The future opens up these questions, and others more to do with the everyday practice of the film-maker. Must we expect the theatre to teach us the lessons of a drama as vast as the universe? Of course, but at the same time the cinema would only lose itself if it gave up the search for an exact and clearly articulated mode of writing of its own, the obsession with an abstract figure, of which the work of the theatre is ignorant, subject as it is to the logic of drama, the explaining of situations, the showing of the scene. What can we hope will come from great painting except simply a bold example, equally governed by mural display and the theatre? Freed from framing (and slavery to plasticity), now abolished in favor of the lens; freed from editing, now sacrificed to a simple succession of takes or fragments of cinema, and to the play of breaks -- this at last is our cinema, now forced to look for its real problems.

I am exaggerating a little. The Robe clearly shows how CinemaScope gives weight to everything, even if left to itself. Henry Koster changes shots, regulates the camera movements according to plan, without any significant miscalculation, and still encounters happy accidents, unexpected successes. A thousand details, a thousand tricks that will soon wear thin, are none the less proof that things will not stop there. In the end it will be necessary to embark on the search for a new breadth of expression and attitude; above all, a contemporary breadth of expression which will stand out on this flat backdrop. The director will learn how he can sometimes claim the whole surface of the screen, mobilize it with his own enthusiasm, play a game that is both closed and infinite -- or how he can shift the poles of the story to their opposites, create zones of silence, areas of immobility, the provoking hiatus, the skilful break. Quickly wearying of chandeliers and vases brought into the edges of the image for the 'balance' of the close-ups, he will discover the beauty of the void, of free, open spaces swept by the wind; he will know how to lay bare the image, how to be no longer afraid of gaps or disequilibrium, and how to multiply his transgressions against plasticity in order to obey the truths of the cinema.

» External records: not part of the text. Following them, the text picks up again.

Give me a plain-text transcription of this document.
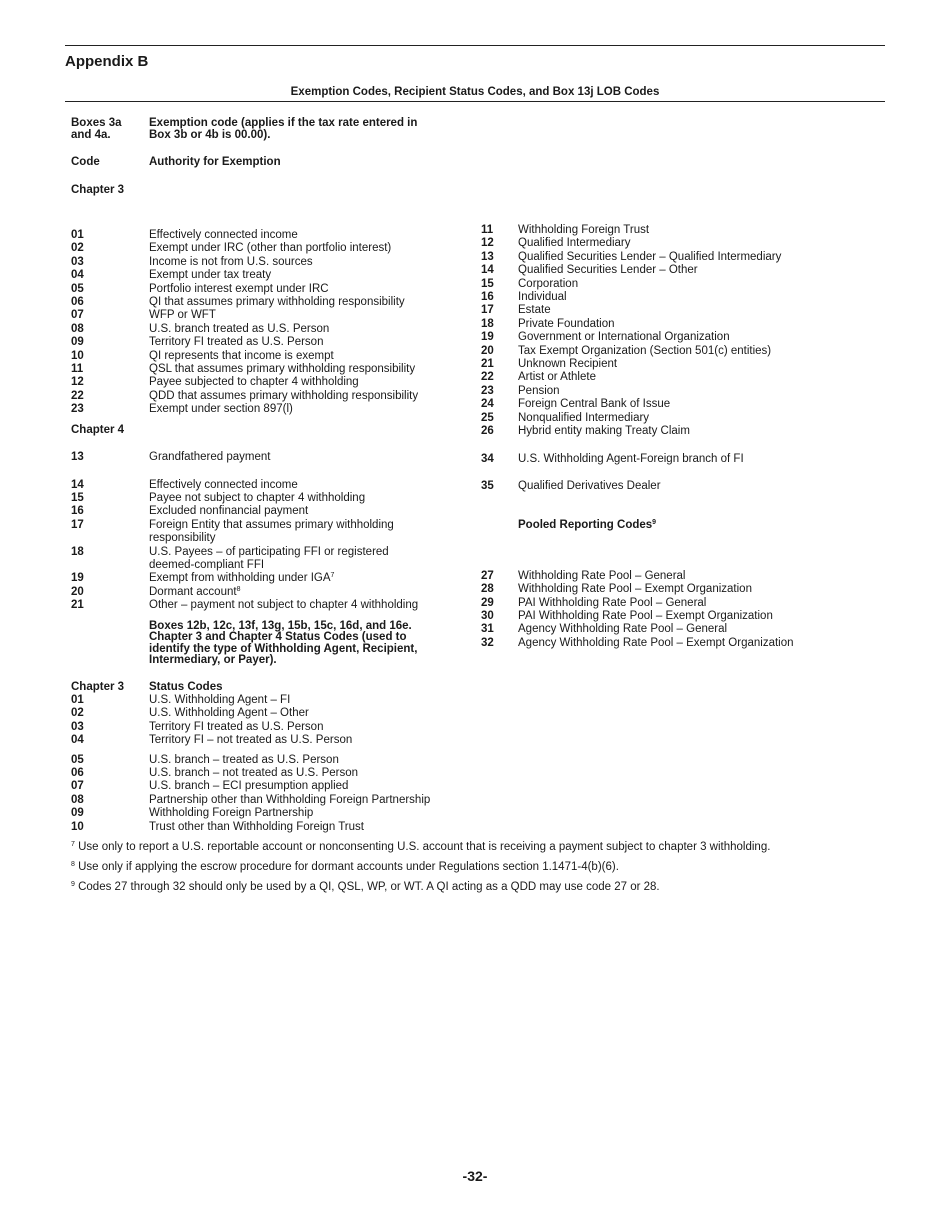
Appendix B
Exemption Codes, Recipient Status Codes, and Box 13j LOB Codes
Boxes 3a
and 4a.
Exemption code (applies if the tax rate entered in
Box 3b or 4b is 00.00).
Code	Authority for Exemption
Chapter 3
01	Effectively connected income
02	Exempt under IRC (other than portfolio interest)
03	Income is not from U.S. sources
04	Exempt under tax treaty
05	Portfolio interest exempt under IRC
06	QI that assumes primary withholding responsibility
07	WFP or WFT
08	U.S. branch treated as U.S. Person
09	Territory FI treated as U.S. Person
10	QI represents that income is exempt
11	QSL that assumes primary withholding responsibility
12	Payee subjected to chapter 4 withholding
22	QDD that assumes primary withholding responsibility
23	Exempt under section 897(l)
Chapter 4
13	Grandfathered payment
14	Effectively connected income
15	Payee not subject to chapter 4 withholding
16	Excluded nonfinancial payment
17	Foreign Entity that assumes primary withholding
responsibility
18	U.S. Payees – of participating FFI or registered
deemed-compliant FFI
19	Exempt from withholding under IGA$^7$
20	Dormant account$^8$
21	Other – payment not subject to chapter 4 withholding
Boxes 12b, 12c, 13f, 13g, 15b, 15c, 16d, and 16e.
Chapter 3 and Chapter 4 Status Codes (used to
identify the type of Withholding Agent, Recipient,
Intermediary, or Payer).
Chapter 3	Status Codes
01	U.S. Withholding Agent – FI
02	U.S. Withholding Agent – Other
03	Territory FI treated as U.S. Person
04	Territory FI – not treated as U.S. Person
05	U.S. branch – treated as U.S. Person
06	U.S. branch – not treated as U.S. Person
07	U.S. branch – ECI presumption applied
08	Partnership other than Withholding Foreign Partnership
09	Withholding Foreign Partnership
10	Trust other than Withholding Foreign Trust
11	Withholding Foreign Trust
12	Qualified Intermediary
13	Qualified Securities Lender – Qualified Intermediary
14	Qualified Securities Lender – Other
15	Corporation
16	Individual
17	Estate
18	Private Foundation
19	Government or International Organization
20	Tax Exempt Organization (Section 501(c) entities)
21	Unknown Recipient
22	Artist or Athlete
23	Pension
24	Foreign Central Bank of Issue
25	Nonqualified Intermediary
26	Hybrid entity making Treaty Claim
34	U.S. Withholding Agent-Foreign branch of FI
35	Qualified Derivatives Dealer
Pooled Reporting Codes$^9$
27	Withholding Rate Pool – General
28	Withholding Rate Pool – Exempt Organization
29	PAI Withholding Rate Pool – General
30	PAI Withholding Rate Pool – Exempt Organization
31	Agency Withholding Rate Pool – General
32	Agency Withholding Rate Pool – Exempt Organization

$^7$ Use only to report a U.S. reportable account or nonconsenting U.S. account that is receiving a payment subject to chapter 3 withholding.

$^8$ Use only if applying the escrow procedure for dormant accounts under Regulations section 1.1471-4(b)(6).

$^9$ Codes 27 through 32 should only be used by a QI, QSL, WP, or WT. A QI acting as a QDD may use code 27 or 28.

-32-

He will not waste time: genius is first distinguished from talent by its haste to make use of the new, to discover with it, go beyond its time, and to create from its material. For us the history of Technicolor is synonymous with films of Jean Renoir, Alfred Hitchcock, Howard Hawks or Fritz Lang. We should not complain -- we already know one early inspired use of CinemaScope: that short by Hawks on one of Marilyn's songs Ð three minutes of total cinema.

For forty years the masters have shown the way. We can't reject their example, we must fulfill it. Yes, ours will be the generation of CinemaScope, the generation of metteurs en scene, at last worthy of the name, as they move the creatures of our mind on the infinite stage of the universe.